An Italian museum that barred a Muslim tourist because she was wearing a niqab which covered her face has introduced a “veil room” so visitors can be identified.

Women wearing abayas

Italian law forbids the wearing of face-covering masks or hoods in public Photo: AFP/Getty Images

The woman, whose nationality was not disclosed, was with her husband and daughter when she was stopped by a security guard from entering Venice’s Ca’Rezzonico museum.

He told her that for “security reasons” she could not be allowed in as the niqab exposed only her eyes and Italian law forbids the wearing of face-covering masks or hoods in public because of terrorism fears.

As a result of the outcry that followed the incident, Adriana Augusti, deputy superintendent of Venice Museums, has introduced veil rooms in Ca’Rezzonico as well as the Accademia and Oriental Art Galleries and the Archaeological Museum.

Veiled Muslim visitors are asked to remove their headdress in the presence of a female security guard before then being allowed to enter the gallery or museum.

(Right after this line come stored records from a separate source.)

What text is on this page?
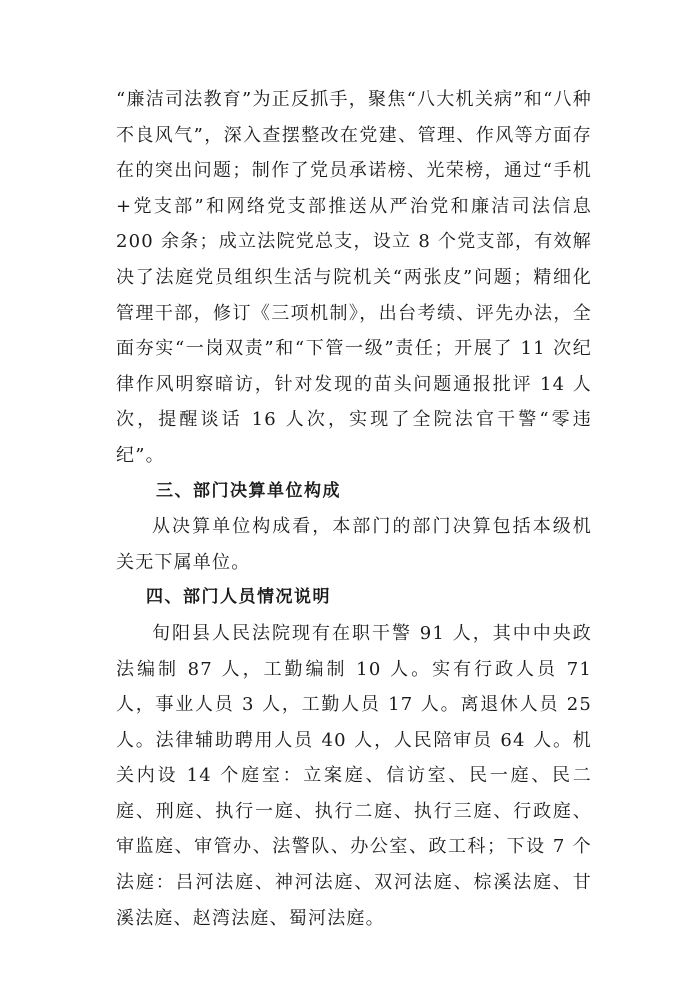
“廉洁司法教育”为正反抓手，聚焦“八大机关病”和“八种不良风气”，深入查摆整改在党建、管理、作风等方面存在的突出问题；制作了党员承诺榜、光荣榜，通过“手机+党支部”和网络党支部推送从严治党和廉洁司法信息 200 余条；成立法院党总支，设立 8 个党支部，有效解决了法庭党员组织生活与院机关“两张皮”问题；精细化管理干部，修订《三项机制》，出台考绩、评先办法，全面夯实“一岗双责”和“下管一级”责任；开展了 11 次纪律作风明察暗访，针对发现的苗头问题通报批评 14 人次，提醒谈话 16 人次，实现了全院法官干警“零违纪”。

三、部门决算单位构成

从决算单位构成看，本部门的部门决算包括本级机关无下属单位。

四、部门人员情况说明

旬阳县人民法院现有在职干警 91 人，其中中央政法编制 87 人，工勤编制 10 人。实有行政人员 71 人，事业人员 3 人，工勤人员 17 人。离退休人员 25 人。法律辅助聘用人员 40 人，人民陪审员 64 人。机关内设 14 个庭室：立案庭、信访室、民一庭、民二庭、刑庭、执行一庭、执行二庭、执行三庭、行政庭、审监庭、审管办、法警队、办公室、政工科；下设 7 个法庭：吕河法庭、神河法庭、双河法庭、棕溪法庭、甘溪法庭、赵湾法庭、蜀河法庭。
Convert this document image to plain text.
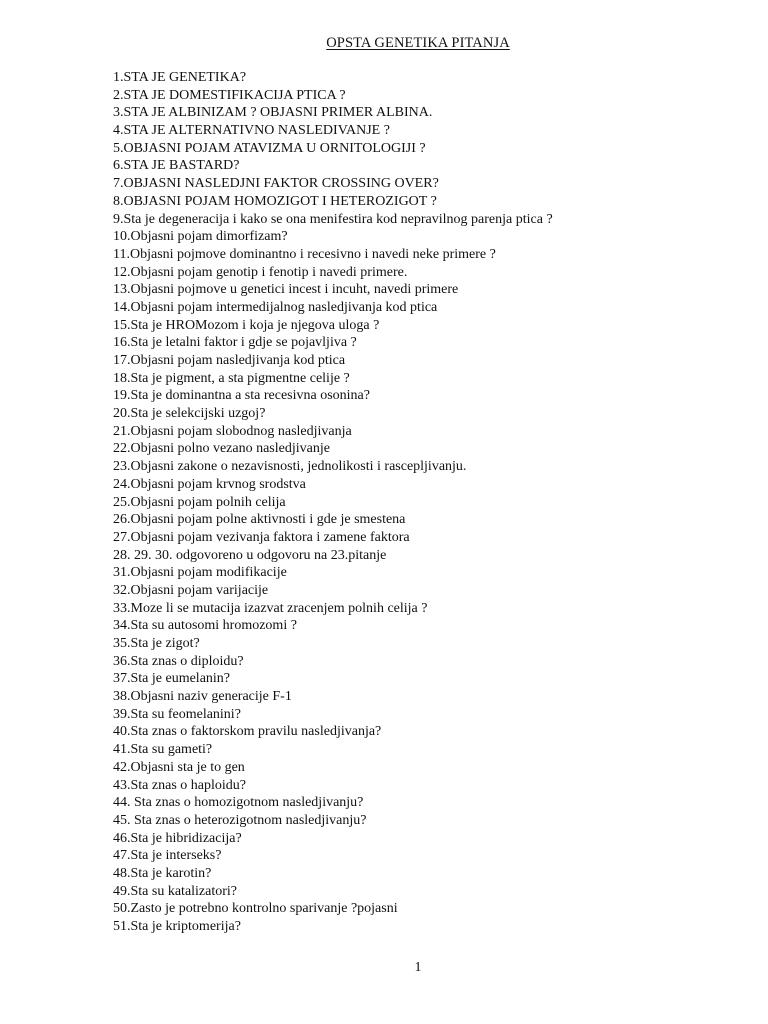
OPSTA GENETIKA PITANJA
1.STA JE GENETIKA?
2.STA JE DOMESTIFIKACIJA PTICA ?
3.STA JE ALBINIZAM ? OBJASNI PRIMER ALBINA.
4.STA JE ALTERNATIVNO NASLEDIVANJE ?
5.OBJASNI POJAM ATAVIZMA U ORNITOLOGIJI ?
6.STA JE BASTARD?
7.OBJASNI NASLEDJNI FAKTOR CROSSING OVER?
8.OBJASNI POJAM HOMOZIGOT I HETEROZIGOT ?
9.Sta je degeneracija i kako se ona menifestira kod nepravilnog parenja ptica ?
10.Objasni pojam dimorfizam?
11.Objasni pojmove dominantno i recesivno i navedi neke primere ?
12.Objasni pojam genotip i fenotip i navedi primere.
13.Objasni pojmove u genetici incest i incuht, navedi primere
14.Objasni pojam intermedijalnog nasledjivanja kod ptica
15.Sta je HROMozom i koja je njegova uloga ?
16.Sta je letalni faktor i gdje se pojavljiva ?
17.Objasni pojam nasledjivanja kod ptica
18.Sta je pigment, a sta pigmentne celije ?
19.Sta je dominantna a sta recesivna osonina?
20.Sta je selekcijski uzgoj?
21.Objasni pojam slobodnog nasledjivanja
22.Objasni polno vezano nasledjivanje
23.Objasni zakone o nezavisnosti, jednolikosti i rascepljivanju.
24.Objasni pojam krvnog srodstva
25.Objasni pojam polnih celija
26.Objasni pojam polne aktivnosti i gde je smestena
27.Objasni pojam vezivanja faktora i zamene faktora
28. 29. 30. odgovoreno u odgovoru na 23.pitanje
31.Objasni pojam modifikacije
32.Objasni pojam varijacije
33.Moze li se mutacija izazvat zracenjem polnih celija ?
34.Sta su autosomi hromozomi ?
35.Sta je zigot?
36.Sta znas o diploidu?
37.Sta je eumelanin?
38.Objasni naziv generacije F-1
39.Sta su feomelanini?
40.Sta znas o faktorskom pravilu nasledjivanja?
41.Sta su gameti?
42.Objasni sta je to gen
43.Sta znas o haploidu?
44. Sta znas o homozigotnom nasledjivanju?
45. Sta znas o heterozigotnom nasledjivanju?
46.Sta je hibridizacija?
47.Sta je interseks?
48.Sta je karotin?
49.Sta su katalizatori?
50.Zasto je potrebno kontrolno sparivanje ?pojasni
51.Sta je kriptomerija?
1
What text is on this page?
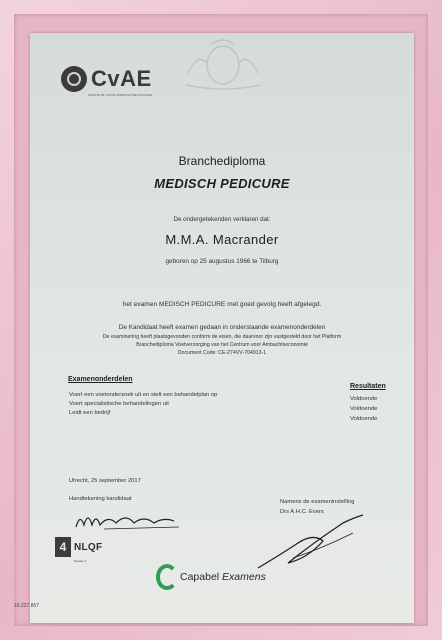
CvAE
CENTRUM VOOR AMBACHTSECONOMIE
Branchediploma
MEDISCH PEDICURE
De ondergetekenden verklaren dat:
M.M.A. Macrander
geboren op 25 augustus 1966 te Tilburg
het examen MEDISCH PEDICURE met goed gevolg heeft afgelegd.
De Kandidaat heeft examen gedaan in onderstaande examenonderdelen
De examinering heeft plaatsgevonden conform de eisen, die daarvoor zijn vastgesteld door het Platform
Branchediploma Voetverzorging van het Centrum voor Ambachtseconomie
Document Code: CE-274VV-704913-1
Examenonderdelen
Resultaten
Voert een voetonderzoek uit en stelt een behandelplan op
Voert specialistische behandelingen uit
Leidt een bedrijf
Voldoende
Voldoende
Voldoende
Utrecht, 25 september 2017
Handtekening kandidaat	Namens de exameninstelling
Drs A.H.C. Evers
4 NLQF
Niveau 4
Capabel Examens
16.227.857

Ms Augusti dismissed suggestions that the rooms were discriminatory and said: “It is all a question of security. I have given the go ahead following what happened at Ca’Rezzonico.

“It is simply a question of informing women that in Italy you cannot walk around in public with your face veiled – in these reserved rooms they are identified by a woman guard and then allowed in.

“We have had no problems in the two days we have started this policy. Two women in burqas with their husbands and children waited patiently outside while their families went in because they knew they would have to take their veils off.”

Nicola Spinosa, superintendent of Naples Museums, said: “If a Muslim visitor does not take off their veil to be identified then they are not allowed in.

“It is a state law – if I go into a mosque I have to take my shoes off so I don’t see the problem in asking for identification to be checked first before being allowed in.”

Cristina Acidini, superintendent of Florence’s vast array of galleries and museums, which include the Uffizi, Accademia and Pitti Palace, said: “To the best of my knowledge we have never had this problem.

“However if a veiled visitor did arrive and refused to take it off I would suggest a quiet room to check identity and if that was not accepted then I would call the authorities.”

Carlo Giovanardi, a spokesman for the centre Right government of Silvio Berlusconi, said Muslims living in Italy realised they had to adapt to Western rules of behaviour and many Muslim residents had said they supported the guard’s action.

Suad Sbai, president of Italy’s Moroccan Women Association, said: “The guard did absolutely right – it is the law of the land and has to be respected by everybody. He has my full support and solidarity.”